Les ténors démocrates sont tétanisés et les médias fulminent. Ce fameux rapport est devenu pour eux une bombe à retardement. A quoi pouvaient-ils se raccrocher pour tenter une riposte, sauver la face ? A Barr. Contre lui, CNN, la chaîne de tous les mépris, de toutes les haines, semble avoir perdu toute dignité. Jim Acosta, son correspondant à la Maison-Blanche : « Barr a constamment menti dans sa présentation partiale du rapport. » Symone Sanders, commentatrice : « Ahurissante, la conférence de presse de Barr. Ce faux calme pour qu’on le prenne pour un diseur de vérité. » Jim Sciutto, chef de service : « Barr, nommé par Trump, a renvoyé l’ascenseur en défendant aveuglément son patron. » Même cible, même aigreur au New York Timesqui qualifie la rencontre de Barr avec les journalistes d’« arrogante et digne d’une junte militaire ». Au Boston Globe, on estime que Barr a caché l’essentiel – une évidente collusion – et NBC n’hésite pas à suggérer que Barr a carrément « tronqué le rapport dans un sens favorable à Trump ». Un héraut de l’establishment, Jeffrey Toobin, va même plus loin. Pour lui, Mueller, entre les lignes, invite le Congrès à destituer Trump.

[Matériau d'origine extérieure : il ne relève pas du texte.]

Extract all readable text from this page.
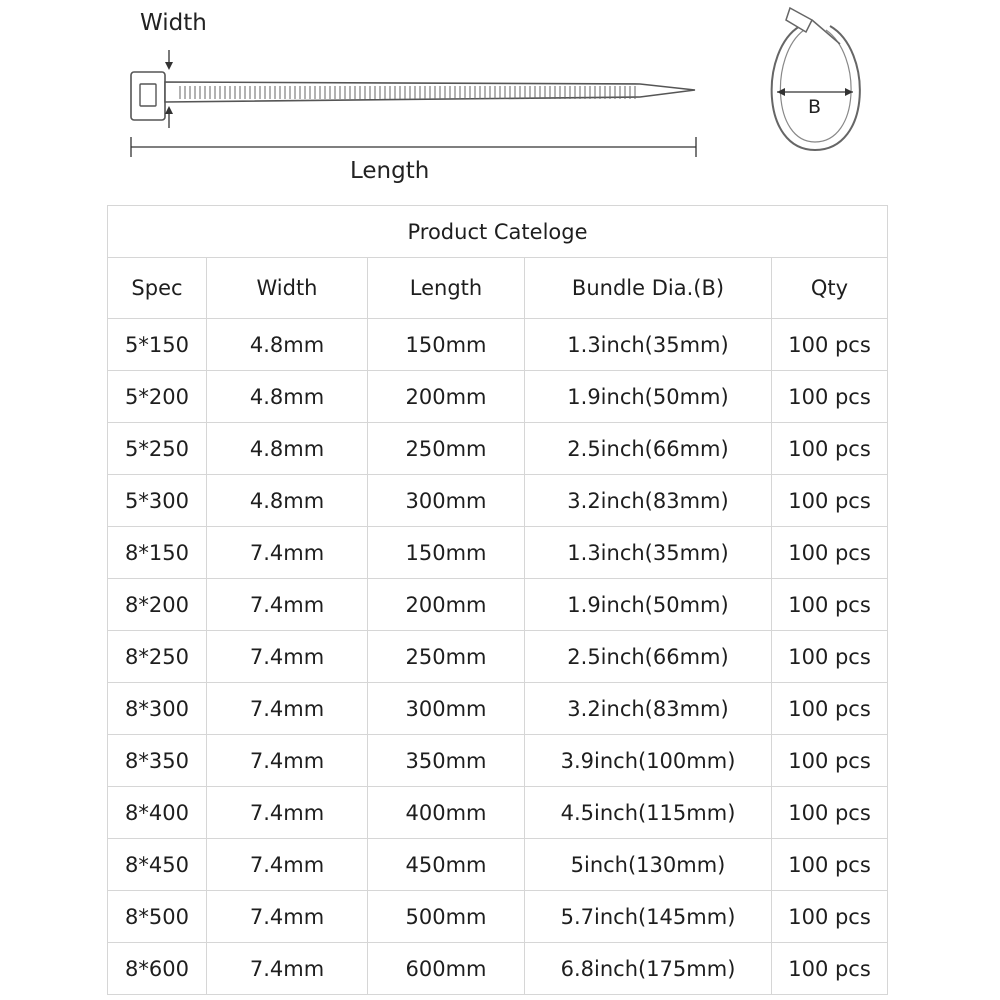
Width
Length
B
Product Cateloge				
Spec	Width	Length	Bundle Dia.(B)	Qty
5*150	4.8mm	150mm	1.3inch(35mm)	100 pcs
5*200	4.8mm	200mm	1.9inch(50mm)	100 pcs
5*250	4.8mm	250mm	2.5inch(66mm)	100 pcs
5*300	4.8mm	300mm	3.2inch(83mm)	100 pcs
8*150	7.4mm	150mm	1.3inch(35mm)	100 pcs
8*200	7.4mm	200mm	1.9inch(50mm)	100 pcs
8*250	7.4mm	250mm	2.5inch(66mm)	100 pcs
8*300	7.4mm	300mm	3.2inch(83mm)	100 pcs
8*350	7.4mm	350mm	3.9inch(100mm)	100 pcs
8*400	7.4mm	400mm	4.5inch(115mm)	100 pcs
8*450	7.4mm	450mm	5inch(130mm)	100 pcs
8*500	7.4mm	500mm	5.7inch(145mm)	100 pcs
8*600	7.4mm	600mm	6.8inch(175mm)	100 pcs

Au-delà de ce florilège de bile, la gauche en bloc reproche à Barr d’avoir – en toute légalité – soustrait à l’attention du Congrès et du public une quarantaine de pages du rapport. Ce « caviardage », voulu par la constitution et inscrit dans la loi, s’explique par la protection nécessaire due aux personnes et aux secrets d’Etat. Pour la gauche enflammée, ces lignes noircies dans un document qui lui échappe sont le signe d’une machination et la preuve d’un complot. Barr nous assène qu’il n’y a pas de preuve contre Trump, clame-t-elle. Au contraire, il y en a une, de preuve : contre Barr lui-même. Il nous empêche de lire Mueller dans son intégralité. Il a donc quelque chose à cacher. Barr protège déjà Trump en niant toute collusion. Voilà qu’il le sauve en tronquant un texte très certainement accusateur. Trump a entravé la justice. Des mots, sûrement, existent qui montrent cela. Mais on n’a pas le droit de les lire. Forte de ce raisonnement, la gauche réclame à grands cris la publication de la totalité des 448 pages du rapport. Elle risque d’être encore déçue. Pour rendre illisibles certains passages, Barr s’est entouré d’experts de toutes les tendances politiques – surtout de gauche – afin que cette amputation suive au plus près l’esprit de la loi et fasse l’économie d’une polémique. L’attaque frontale pourrait alors se transformer en harcèlement. On assisterait à une guérilla avec, chez les agresseurs, le spectre d’une troisième humiliation.